An ocean of ambiguity in Northern European marine spatial planning policy designs.

Abstract: 

Marine spatial planning (MSP) in Europe is in a paradigm shift as all (coastal) European countries now have established practices for the production of marine spatial plans. Though international guidelines and an EU directive for MSP provides policy frameworks, the formulation of national policy designs for MSP remains a national responsibility resulting in vastly different practices. Focusing on three Northern European countries; Denmark, Germany and Norway, this paper presents examples of how national policy designs for marine spatial planning are structured, and how the current practice in each country is influenced by local planning cultures. This mapping gives insights to a number of challenges facing planning authorities when planning for sustainable development. Ambiguity dominates the framework of marine spatial planning and the central sustainability concepts it contains. This paper gives voice to the planning teams, as they are key-players in generating meaning in this ocean of ambiguity, giving insights to their understanding of sustainability in the planning of futures for sustainable seas.

Sea Basin(s): 
Year: 
September 2020
Application in MSP: 
Unknown effect
Sectors: 
Not sector specific
Type of Issue: 
Cross-border cooperation
Type of practice: 
Study
Stage of MSP cycle: 
Develop and implement plan
Cross-border / trans-national aspect: 
Yes
Coherence with other processes: 
Integrated Coastal Zone Management
Marine Strategy Framework Directive

QUESTIONS THIS PRACTICE MAY HELP ANSWER:

  • What is the structure of national policy designs for MSP?
  • How is the current practice in three Northern European countries influenced by local planning cultures?

IMPLEMENTATION CONTEXT:

The research was conducted by the Danish Centre for Blue Governance and the Danish Centre for Environmental Assessment.

ASPECTS / OBJECTIVES:

To provide examples of how national policy designs for marine spatial planning are structured, and how the current practice in each country is influenced by local planning cultures.

METHOD:

The research is based on the extensive literature review.

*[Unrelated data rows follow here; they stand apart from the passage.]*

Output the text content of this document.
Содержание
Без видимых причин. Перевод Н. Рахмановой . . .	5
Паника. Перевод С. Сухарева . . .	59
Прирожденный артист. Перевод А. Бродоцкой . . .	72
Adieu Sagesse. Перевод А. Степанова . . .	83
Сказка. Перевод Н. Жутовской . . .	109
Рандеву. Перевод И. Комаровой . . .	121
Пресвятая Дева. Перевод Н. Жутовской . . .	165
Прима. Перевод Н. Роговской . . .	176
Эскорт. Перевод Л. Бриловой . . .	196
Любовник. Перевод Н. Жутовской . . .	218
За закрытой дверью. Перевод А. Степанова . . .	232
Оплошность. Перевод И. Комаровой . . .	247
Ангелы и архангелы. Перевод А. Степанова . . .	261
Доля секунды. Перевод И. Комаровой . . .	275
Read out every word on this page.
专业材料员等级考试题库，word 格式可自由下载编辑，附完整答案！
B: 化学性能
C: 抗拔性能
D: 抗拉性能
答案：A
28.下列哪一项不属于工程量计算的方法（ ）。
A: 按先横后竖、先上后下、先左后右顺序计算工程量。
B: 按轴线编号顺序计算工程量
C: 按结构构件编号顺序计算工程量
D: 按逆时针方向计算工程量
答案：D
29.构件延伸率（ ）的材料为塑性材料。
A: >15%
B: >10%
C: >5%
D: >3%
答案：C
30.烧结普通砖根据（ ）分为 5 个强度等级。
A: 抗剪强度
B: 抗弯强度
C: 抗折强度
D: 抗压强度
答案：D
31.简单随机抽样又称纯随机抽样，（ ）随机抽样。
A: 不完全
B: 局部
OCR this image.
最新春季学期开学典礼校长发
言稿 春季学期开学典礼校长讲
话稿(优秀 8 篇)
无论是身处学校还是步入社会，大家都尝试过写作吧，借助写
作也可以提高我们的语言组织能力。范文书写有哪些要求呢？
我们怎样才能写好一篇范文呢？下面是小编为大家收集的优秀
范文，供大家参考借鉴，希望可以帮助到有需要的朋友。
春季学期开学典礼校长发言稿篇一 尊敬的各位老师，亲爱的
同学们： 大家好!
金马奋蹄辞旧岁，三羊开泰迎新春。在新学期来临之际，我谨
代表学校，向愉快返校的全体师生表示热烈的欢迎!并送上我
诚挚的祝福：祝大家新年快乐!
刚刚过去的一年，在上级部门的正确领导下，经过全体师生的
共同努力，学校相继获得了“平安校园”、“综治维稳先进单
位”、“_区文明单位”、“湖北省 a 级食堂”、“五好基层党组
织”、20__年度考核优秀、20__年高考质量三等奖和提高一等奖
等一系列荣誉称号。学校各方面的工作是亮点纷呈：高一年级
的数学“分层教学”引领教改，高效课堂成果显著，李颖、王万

The authors apply theoretical framework to answer the research questions.

MAIN OUTPUTS / RESULTS:

  • The ambiguity of marine spatial planning (MSP) frameworks makes for heterogeneous MSP policy designs and practices.
  • The use of sustainability concepts in MSP policy design is ambiguous and has no guidance for implementation.
  • Planners are relied upon to understand sustainability however their comprehension is often lacking.
  • National planning cultures in MSP authorities largely depend on the type of agency (e.g., environmental vs. economic).

TRANSFERABILITY:

The methodology developed in this study is applicable to MSP processes in other regions.

RESPONSIBLE ENTITY: 

Centre for Blue Governance, Department of Planning, Aalborg University.